Physics calculation for collisions

Collision frequency describes the rate of collisions between two atomic or molecular species in a given volume, per unit time. In an ideal gas, assuming that the species behave like hard spheres, the collision frequency between entities of species A and species B is
$$Z = N_\text{A} N_\text{B} \sigma_\text{AB} \sqrt\frac{8 k_\text{B} T}{\pi \mu_\text{AB}},$$
where
 $N_\text{A}$ is the number of A particles in the volume,
 $N_\text{B}$ is the number of B particles in the volume,
 $\sigma_\text{AB}$ is the collision cross section, the "effective area" seen by two colliding molecules (for hard spheres, $\sigma_\text{AB} = \pi(r_\text{A} + r_\text{B})^2$, where $r_\text{A}$ is the radius of A, and $r_\text{B}$ is the radius of B),
 $k_\text{B}$ is the Boltzmann constant,
 $T$ is the thermodynamic temperature,
 $\mu_\text{AB} = \frac{m_\text{A} m_\text{B}}{m_\text{A} + m_\text{B}}$ is the reduced mass of A and B particles.

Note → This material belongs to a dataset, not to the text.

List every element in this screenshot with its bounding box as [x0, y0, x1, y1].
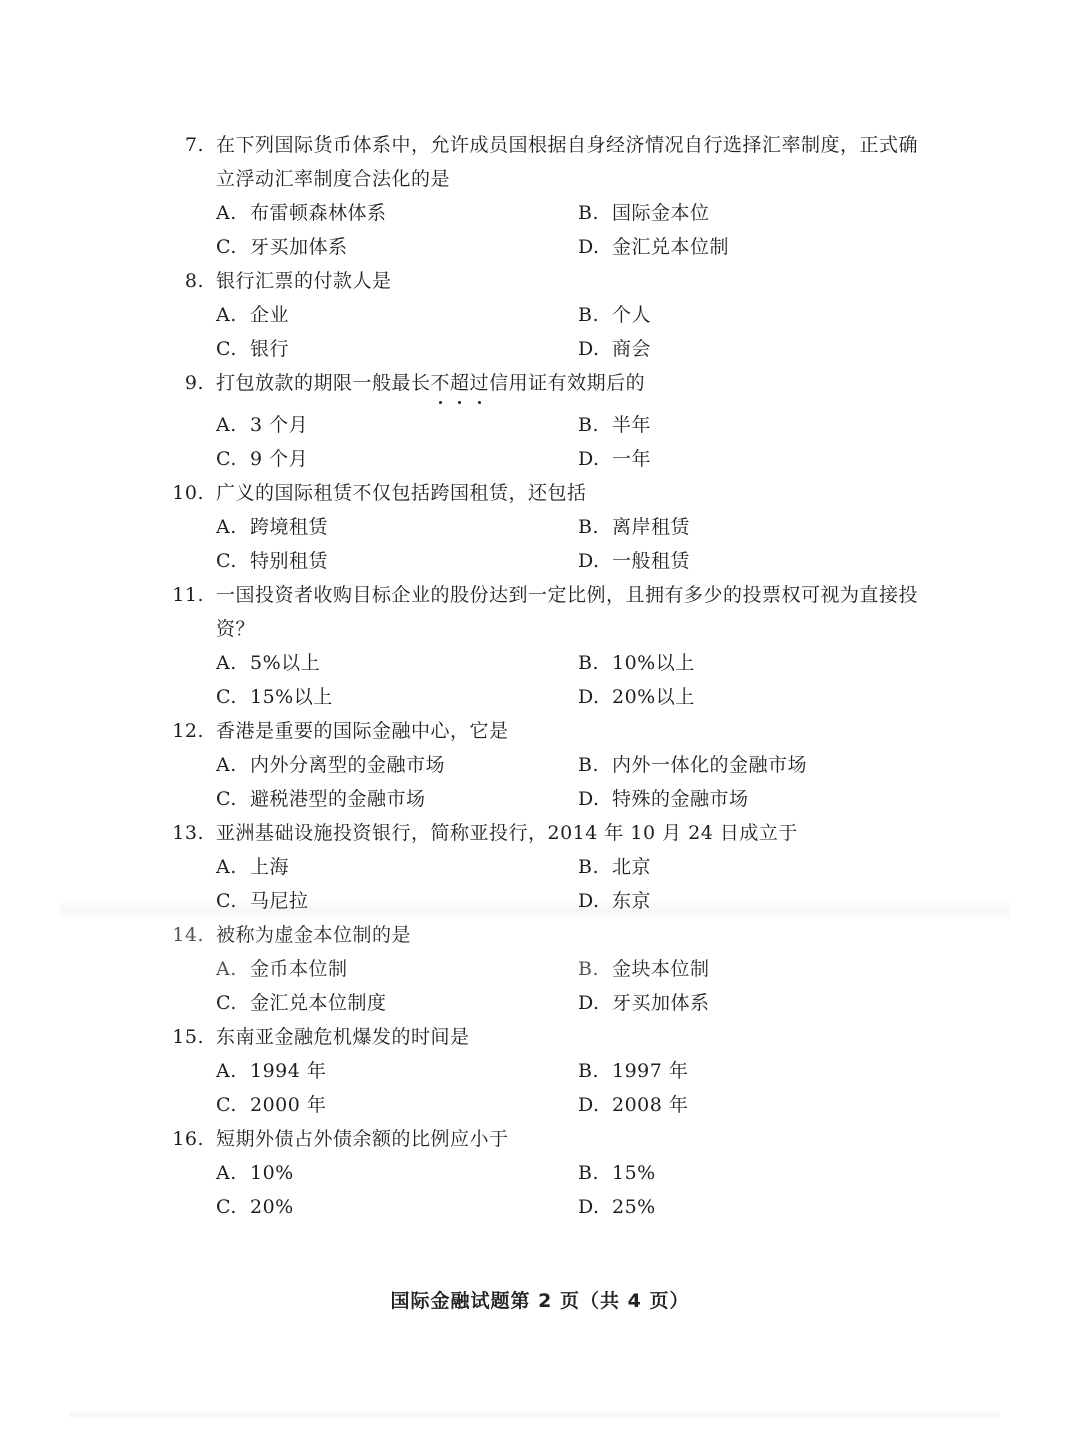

== Collision in diluted solution ==
In the case of equal-size particles at a concentration $n$ in a solution of viscosity $\eta$, an expression for collision frequency $Z = V\nu$, where $V$ is the volume in question, and $\nu$ is the number of collisions per second, can be written as
$$\nu = \frac{8 k_\text{B} T}{3 \eta} n,$$
where
 $k_B$ is the Boltzmann constant,
 $T$ is the absolute temperature,
 $\eta$ is the viscosity of the solution,
 $n$ is the number density.

Here the frequency is independent of particle size, a result noted as counter-intuitive. For particles of different size, more elaborate expressions can be derived for estimating $\nu$.